Halverwege de race kwam de safety car de baan op: Romain Grosjean had zijn auto tegen de muur geparkeerd. Onder meer Kirkwood, Palou, Rosenqvist en Colton Herta kwamen tijdens de caution binnen voor nieuwe banden en gokten erop dat ze de race daar verder mee uit konden rijden. Met Lundgaard voorop konden we door, maar Helio Castroneves stond na nog niet één bocht al achterstevoren dankzij een tik van Kirkwood: caution.

Tijdens deze caution kwamen Lundgaard, O'Ward, Ericsson, Newgarden en Power toch maar binnen, maar McLaughlin en Dixon reden ook nu door, net als de daardoor ineens op plek drie rijdende Van Kalmthout. Zo konden we door voor nog ruim dertig ronden, met McLaughlin, Dixon en Van Kalmthout voorop - dat waren de drie die sowieso nog moesten stoppen, de door Kirkwoord, Herta, Palou en Lundgaard aangevoerde rest hoopte het uit te kunnen rijden.
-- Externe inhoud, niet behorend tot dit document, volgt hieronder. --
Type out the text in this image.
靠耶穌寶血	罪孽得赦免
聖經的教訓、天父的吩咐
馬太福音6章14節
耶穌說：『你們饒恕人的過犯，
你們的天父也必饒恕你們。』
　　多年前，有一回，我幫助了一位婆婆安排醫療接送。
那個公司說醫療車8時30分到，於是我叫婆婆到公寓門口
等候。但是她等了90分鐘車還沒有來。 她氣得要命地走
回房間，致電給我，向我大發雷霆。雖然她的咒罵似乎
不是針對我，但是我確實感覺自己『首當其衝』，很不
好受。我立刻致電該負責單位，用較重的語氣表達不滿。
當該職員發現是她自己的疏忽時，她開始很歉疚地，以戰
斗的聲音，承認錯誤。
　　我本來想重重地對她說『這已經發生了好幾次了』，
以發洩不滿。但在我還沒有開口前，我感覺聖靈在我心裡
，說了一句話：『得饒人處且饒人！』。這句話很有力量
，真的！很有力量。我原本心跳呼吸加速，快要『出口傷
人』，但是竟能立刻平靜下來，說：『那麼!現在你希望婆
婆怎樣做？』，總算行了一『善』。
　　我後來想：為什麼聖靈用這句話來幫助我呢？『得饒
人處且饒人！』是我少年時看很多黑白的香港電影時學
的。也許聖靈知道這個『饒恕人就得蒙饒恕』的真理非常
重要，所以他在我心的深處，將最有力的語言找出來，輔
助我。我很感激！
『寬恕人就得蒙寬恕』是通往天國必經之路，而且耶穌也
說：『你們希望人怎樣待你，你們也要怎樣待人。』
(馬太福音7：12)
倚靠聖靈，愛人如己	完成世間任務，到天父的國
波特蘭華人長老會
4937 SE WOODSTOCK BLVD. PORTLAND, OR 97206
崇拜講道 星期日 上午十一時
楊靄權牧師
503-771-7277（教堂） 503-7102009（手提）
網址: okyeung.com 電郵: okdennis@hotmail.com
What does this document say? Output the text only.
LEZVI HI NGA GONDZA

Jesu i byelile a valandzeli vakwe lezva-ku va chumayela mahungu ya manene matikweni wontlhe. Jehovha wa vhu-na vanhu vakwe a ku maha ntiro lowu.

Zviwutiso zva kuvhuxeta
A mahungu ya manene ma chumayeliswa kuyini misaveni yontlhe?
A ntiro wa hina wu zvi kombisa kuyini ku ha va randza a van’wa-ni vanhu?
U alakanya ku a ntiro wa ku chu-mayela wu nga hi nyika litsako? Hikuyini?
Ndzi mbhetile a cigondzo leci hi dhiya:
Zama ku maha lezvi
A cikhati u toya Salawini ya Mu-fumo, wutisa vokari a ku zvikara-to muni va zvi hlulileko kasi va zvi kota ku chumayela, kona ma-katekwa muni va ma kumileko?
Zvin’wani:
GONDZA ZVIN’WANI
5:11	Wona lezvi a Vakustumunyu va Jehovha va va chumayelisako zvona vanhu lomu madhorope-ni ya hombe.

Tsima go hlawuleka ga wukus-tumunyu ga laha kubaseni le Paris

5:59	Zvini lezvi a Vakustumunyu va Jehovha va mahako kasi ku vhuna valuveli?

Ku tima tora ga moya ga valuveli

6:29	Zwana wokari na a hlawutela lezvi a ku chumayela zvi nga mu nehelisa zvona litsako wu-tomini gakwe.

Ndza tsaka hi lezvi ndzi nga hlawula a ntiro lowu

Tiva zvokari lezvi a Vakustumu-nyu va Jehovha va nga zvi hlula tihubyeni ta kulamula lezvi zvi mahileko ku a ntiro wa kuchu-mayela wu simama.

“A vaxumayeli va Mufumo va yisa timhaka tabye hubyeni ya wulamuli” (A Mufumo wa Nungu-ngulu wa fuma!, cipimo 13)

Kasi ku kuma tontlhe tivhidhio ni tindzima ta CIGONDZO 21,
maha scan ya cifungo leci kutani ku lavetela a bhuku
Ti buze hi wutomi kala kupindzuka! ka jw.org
Een kleine tien ronden later kwam Van Kalmthout zijn laatste stop maken, maar dat ging niet goed: de auto kwam niet goed omhoog, waardoor er kostbare seconden verloren gingen alvorens de nieuwe banden onder de auto werden geschroefd. McLaughlin kwam kort daarop ook zijn laatste stop maken, terwijl Lundgaard voorbij Palou ging voor de virtuele leiding - Dixon reed er nog voor, maar moest nog stoppen.

Dixon kwam snel daarop naar binnen en zo was de leiding weer voor Lundgaard. Dat stond hij niet meer af en op indrukwekkende wijze pakte hij zijn allereerste IndyCar-zege, ruim voor Palou en Herta. Van Kalmthout werd uiteindelijk dertiende.